You're reading: Survival of Azov Sea incident claims Russian border guards rammed their vessel

The only fisherman who survived the incident in the Azov Sea, Oleksandr Fedorovych, has said that the Russian border guards deliberately rammed their fishing launch, which led to the death of four citizens of Ukraine. 

“They cut us off twice. It felt like they wanted just to run us down,” he said in an interview with the 1+1 Channel’s news service.
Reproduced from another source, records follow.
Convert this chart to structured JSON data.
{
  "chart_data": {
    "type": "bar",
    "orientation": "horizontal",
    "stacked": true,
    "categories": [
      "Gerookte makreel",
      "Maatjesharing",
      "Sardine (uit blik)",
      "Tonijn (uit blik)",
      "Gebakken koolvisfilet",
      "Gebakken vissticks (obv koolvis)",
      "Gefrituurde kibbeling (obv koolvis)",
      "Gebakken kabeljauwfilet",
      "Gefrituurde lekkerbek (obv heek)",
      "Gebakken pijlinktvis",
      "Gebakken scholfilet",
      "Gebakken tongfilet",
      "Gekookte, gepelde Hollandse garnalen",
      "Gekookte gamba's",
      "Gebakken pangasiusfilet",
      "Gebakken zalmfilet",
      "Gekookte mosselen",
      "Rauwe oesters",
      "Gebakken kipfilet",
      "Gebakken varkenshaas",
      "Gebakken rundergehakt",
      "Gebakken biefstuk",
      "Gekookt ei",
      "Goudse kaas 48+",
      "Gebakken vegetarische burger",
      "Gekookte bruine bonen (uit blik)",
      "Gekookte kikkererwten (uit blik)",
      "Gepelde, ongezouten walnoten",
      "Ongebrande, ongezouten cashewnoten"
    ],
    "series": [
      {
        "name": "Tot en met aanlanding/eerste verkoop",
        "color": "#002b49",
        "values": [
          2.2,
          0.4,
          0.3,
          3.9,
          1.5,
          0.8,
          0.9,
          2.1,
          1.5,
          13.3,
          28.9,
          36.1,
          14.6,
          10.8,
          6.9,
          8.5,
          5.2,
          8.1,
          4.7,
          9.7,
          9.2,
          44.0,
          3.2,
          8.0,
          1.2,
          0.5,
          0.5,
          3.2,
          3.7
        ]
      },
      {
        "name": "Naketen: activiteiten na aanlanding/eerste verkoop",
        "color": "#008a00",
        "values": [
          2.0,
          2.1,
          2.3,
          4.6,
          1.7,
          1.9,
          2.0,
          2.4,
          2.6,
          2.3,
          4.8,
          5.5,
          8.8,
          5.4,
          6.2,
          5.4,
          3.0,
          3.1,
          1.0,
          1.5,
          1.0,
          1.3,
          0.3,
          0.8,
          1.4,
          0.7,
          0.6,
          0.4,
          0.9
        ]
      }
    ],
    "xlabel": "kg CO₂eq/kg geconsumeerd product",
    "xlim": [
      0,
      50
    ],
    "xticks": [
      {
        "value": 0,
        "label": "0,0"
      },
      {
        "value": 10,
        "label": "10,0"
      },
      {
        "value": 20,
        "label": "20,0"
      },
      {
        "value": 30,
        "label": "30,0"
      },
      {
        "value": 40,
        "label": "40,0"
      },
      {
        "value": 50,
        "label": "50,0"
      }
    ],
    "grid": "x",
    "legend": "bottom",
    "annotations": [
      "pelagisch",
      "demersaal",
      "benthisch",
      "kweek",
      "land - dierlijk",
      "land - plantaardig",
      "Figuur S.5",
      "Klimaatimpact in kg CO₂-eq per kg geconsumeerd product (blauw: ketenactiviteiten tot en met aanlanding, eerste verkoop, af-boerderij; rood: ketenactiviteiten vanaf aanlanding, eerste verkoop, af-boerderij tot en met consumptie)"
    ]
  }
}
According to Fedorovych their boat twice escaped from a motorboat of the Coast Guard of the Russian Border Service, but it failed to do this for the third time. “The third time, they (the Russian border guards) went around us, turned around and went headlong for a ram. This was ram indeed,” he said.

At the same time, Russian law enforcers continue to insist that the Ukrainian fishermen were killed as a result of their own dangerous maneuver, which was done in violation of the International Regulations for Preventing Collisions at Sea, as a result of which the fishing boat capsized.

As reported, a motorboat of the Coast Guard of the Russian Border Service collided with a Ukrainian fishing launch, which it was allegedly chasing for poaching in Russia’s territorial waters in the Azov Sea near the village of Vorontsovka on July 17. The fishing boat capsized, killing four Ukrainian citizens. One fisherman was rescued.

The Ukrainian citizen rescued after the incident had a surgery. He is currently staying at a hospital in Yeisk, Krasnodar territory, Russia.

A prosecutor’s office of Mariupol, Donetsk region, opened a criminal case regarding the collision, in which four Ukrainian citizens were killed.